Добавить в цитаты Настройки чтения

Страница 21 из 77

64‑й танковый продолжил марш по графику.

* * *

… – Бес попутал, скомандовали, я рванулся, а винтовка зацепилась, – ныл Сопычев, свесившись с кузова и заглядывая в кабину к лейтенанту. Грузовик петлял между полянами, выбирая едва заметные колеи и стараясь удалиться от места встречи с немцами.

Катрин с отвращением косилась на унизительно оттопыренный зад ефрейтора. Сопычев вымаливал право носить с оружие с такой страстностью, что девушка даже удивилась. Прямо сектант какой‑то воинствующий. Может, и впрямь – затмение на него нашло? Бывает ведь. Но все равно слушать противно. Хотелось пнуть в зад, чтобы умолк. А еще больше хотелось отобрать фляжку. Катрин так и не успела попить, а теперь просить воду у рассопливившегося радиста не хотелось. Что отвечал лейтенант опозорившемуся подчиненному, девушка не слышала.
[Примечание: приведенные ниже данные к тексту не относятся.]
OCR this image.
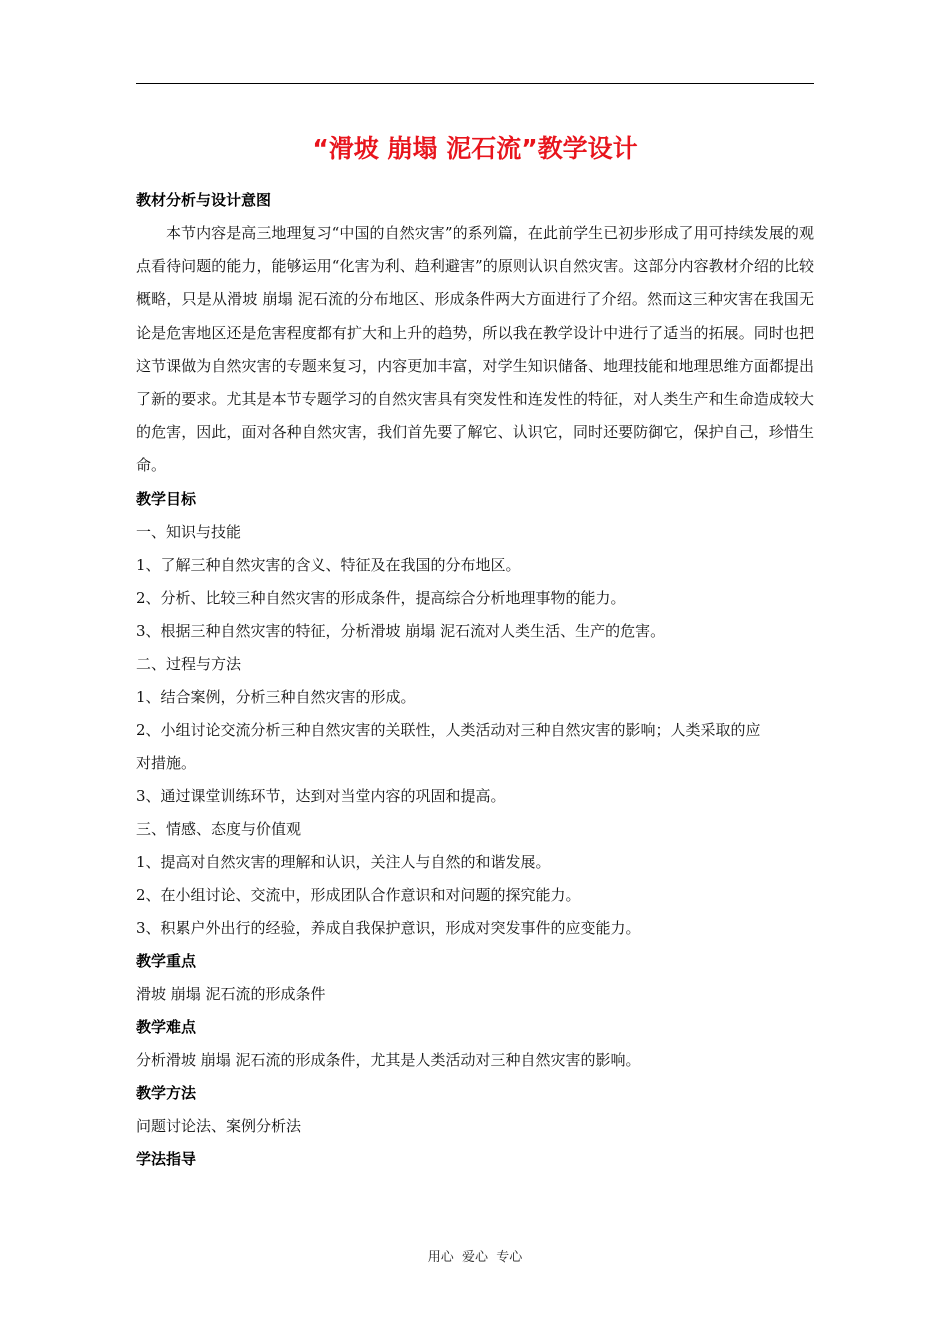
“滑坡 崩塌 泥石流”教学设计
教材分析与设计意图

本节内容是高三地理复习“中国的自然灾害”的系列篇，在此前学生已初步形成了用可持续发展的观点看待问题的能力，能够运用“化害为利、趋利避害”的原则认识自然灾害。这部分内容教材介绍的比较概略，只是从滑坡 崩塌 泥石流的分布地区、形成条件两大方面进行了介绍。然而这三种灾害在我国无论是危害地区还是危害程度都有扩大和上升的趋势，所以我在教学设计中进行了适当的拓展。同时也把这节课做为自然灾害的专题来复习，内容更加丰富，对学生知识储备、地理技能和地理思维方面都提出了新的要求。尤其是本节专题学习的自然灾害具有突发性和连发性的特征，对人类生产和生命造成较大的危害，因此，面对各种自然灾害，我们首先要了解它、认识它，同时还要防御它，保护自己，珍惜生命。

教学目标
一、知识与技能
1、了解三种自然灾害的含义、特征及在我国的分布地区。
2、分析、比较三种自然灾害的形成条件，提高综合分析地理事物的能力。
3、根据三种自然灾害的特征，分析滑坡 崩塌 泥石流对人类生活、生产的危害。
二、过程与方法
1、结合案例，分析三种自然灾害的形成。
2、小组讨论交流分析三种自然灾害的关联性，人类活动对三种自然灾害的影响；人类采取的应
对措施。
3、通过课堂训练环节，达到对当堂内容的巩固和提高。
三、情感、态度与价值观
1、提高对自然灾害的理解和认识，关注人与自然的和谐发展。
2、在小组讨论、交流中，形成团队合作意识和对问题的探究能力。
3、积累户外出行的经验，养成自我保护意识，形成对突发事件的应变能力。
教学重点
滑坡 崩塌 泥石流的形成条件
教学难点
分析滑坡 崩塌 泥石流的形成条件，尤其是人类活动对三种自然灾害的影响。
教学方法
问题讨论法、案例分析法
学法指导
用心  爱心  专心
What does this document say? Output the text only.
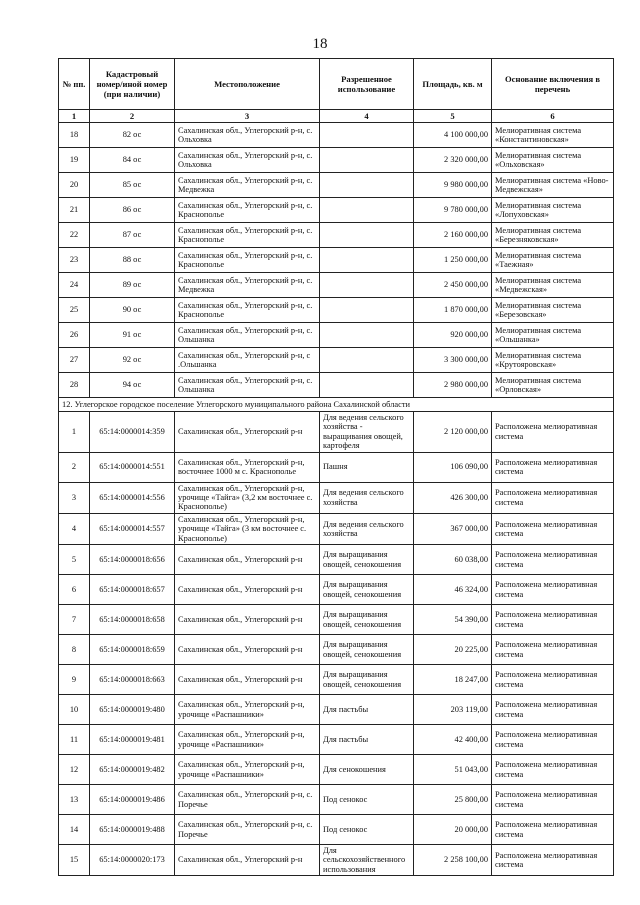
18
№ пп.	Кадастровый номер/иной номер (при наличии)	Местоположение	Разрешенное использование	Площадь, кв. м	Основание включения в перечень
1	2	3	4	5	6
18	82 ос	Сахалинская обл., Углегорский р-н, с. Ольховка		4 100 000,00	Мелиоративная система «Константиновская»
19	84 ос	Сахалинская обл., Углегорский р-н, с. Ольховка		2 320 000,00	Мелиоративная система «Ольховская»
20	85 ос	Сахалинская обл., Углегорский р-н, с. Медвежка		9 980 000,00	Мелиоративная система «Ново-Медвежская»
21	86 ос	Сахалинская обл., Углегорский р-н, с. Краснополье		9 780 000,00	Мелиоративная система «Лопуховская»
22	87 ос	Сахалинская обл., Углегорский р-н, с. Краснополье		2 160 000,00	Мелиоративная система «Березняковская»
23	88 ос	Сахалинская обл., Углегорский р-н, с. Краснополье		1 250 000,00	Мелиоративная система «Таежная»
24	89 ос	Сахалинская обл., Углегорский р-н, с. Медвежка		2 450 000,00	Мелиоративная система «Медвежская»
25	90 ос	Сахалинская обл., Углегорский р-н, с. Краснополье		1 870 000,00	Мелиоративная система «Березовская»
26	91 ос	Сахалинская обл., Углегорский р-н, с. Ольшанка		920 000,00	Мелиоративная система «Ольшанка»
27	92 ос	Сахалинская обл., Углегорский р-н, с .Ольшанка		3 300 000,00	Мелиоративная система «Крутояровская»
28	94 ос	Сахалинская обл., Углегорский р-н, с. Ольшанка		2 980 000,00	Мелиоративная система «Орловская»
12. Углегорское городское поселение Углегорского муниципального района Сахалинской области					
1	65:14:0000014:359	Сахалинская обл., Углегорский р-н	Для ведения сельского хозяйства - выращивания овощей, картофеля	2 120 000,00	Расположена мелиоративная система
2	65:14:0000014:551	Сахалинская обл., Углегорский р-н, восточнее 1000 м с. Краснополье	Пашня	106 090,00	Расположена мелиоративная система
3	65:14:0000014:556	Сахалинская обл., Углегорский р-н, урочище «Тайга» (3,2 км восточнее с. Краснополье)	Для ведения сельского хозяйства	426 300,00	Расположена мелиоративная система
4	65:14:0000014:557	Сахалинская обл., Углегорский р-н, урочище «Тайга» (3 км восточнее с. Краснополье)	Для ведения сельского хозяйства	367 000,00	Расположена мелиоративная система
5	65:14:0000018:656	Сахалинская обл., Углегорский р-н	Для выращивания овощей, сенокошения	60 038,00	Расположена мелиоративная система
6	65:14:0000018:657	Сахалинская обл., Углегорский р-н	Для выращивания овощей, сенокошения	46 324,00	Расположена мелиоративная система
7	65:14:0000018:658	Сахалинская обл., Углегорский р-н	Для выращивания овощей, сенокошения	54 390,00	Расположена мелиоративная система
8	65:14:0000018:659	Сахалинская обл., Углегорский р-н	Для выращивания овощей, сенокошения	20 225,00	Расположена мелиоративная система
9	65:14:0000018:663	Сахалинская обл., Углегорский р-н	Для выращивания овощей, сенокошения	18 247,00	Расположена мелиоративная система
10	65:14:0000019:480	Сахалинская обл., Углегорский р-н, урочище «Распашники»	Для пастьбы	203 119,00	Расположена мелиоративная система
11	65:14:0000019:481	Сахалинская обл., Углегорский р-н, урочище «Распашники»	Для пастьбы	42 400,00	Расположена мелиоративная система
12	65:14:0000019:482	Сахалинская обл., Углегорский р-н, урочище «Распашники»	Для сенокошения	51 043,00	Расположена мелиоративная система
13	65:14:0000019:486	Сахалинская обл., Углегорский р-н, с. Поречье	Под сенокос	25 800,00	Расположена мелиоративная система
14	65:14:0000019:488	Сахалинская обл., Углегорский р-н, с. Поречье	Под сенокос	20 000,00	Расположена мелиоративная система
15	65:14:0000020:173	Сахалинская обл., Углегорский р-н	Для сельскохозяйственного использования	2 258 100,00	Расположена мелиоративная система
Судя по всему, ничего утешительного ефрейтору обещано не было. Сопычев сел у борта, подобрал штык и принялся пристраивать его за ремнем. Надо думать, был переведен в «легковооруженную» пехоту.

«Пора мне покинуть это транспортное средство, – подумала Катрин, отворачиваясь от убитой горем рожи ефрейтора. – Что я здесь от жажды и пыли загибаюсь? Выполнила все и даже больше. Нужно возвращаться. Душ, обед, пиво, хотя бы „Очаковское“».

Солнце пекло прямо в макушку. На спине комбинезон промок от пота. Пыль скрипела на зубах, густо пудрила шею и волосы. Пыли стало больше. За машиной тянулся длинный шлейф. Катрин пригляделась. В пыли мутно взблескивало металлом.

Мотоциклы…

– Дай фляжку! – рыкнула Катрин ефрейтору и забарабанила по кабине: – Командир, немцы на хвосте.

Грузовик прибавил ходу. Все вокруг тряслось, звенело, жужжало, но даже Катрин, далекой от тактики и стратегии автогонок, было ясно, что уйти от быстрых мотоциклов не удастся.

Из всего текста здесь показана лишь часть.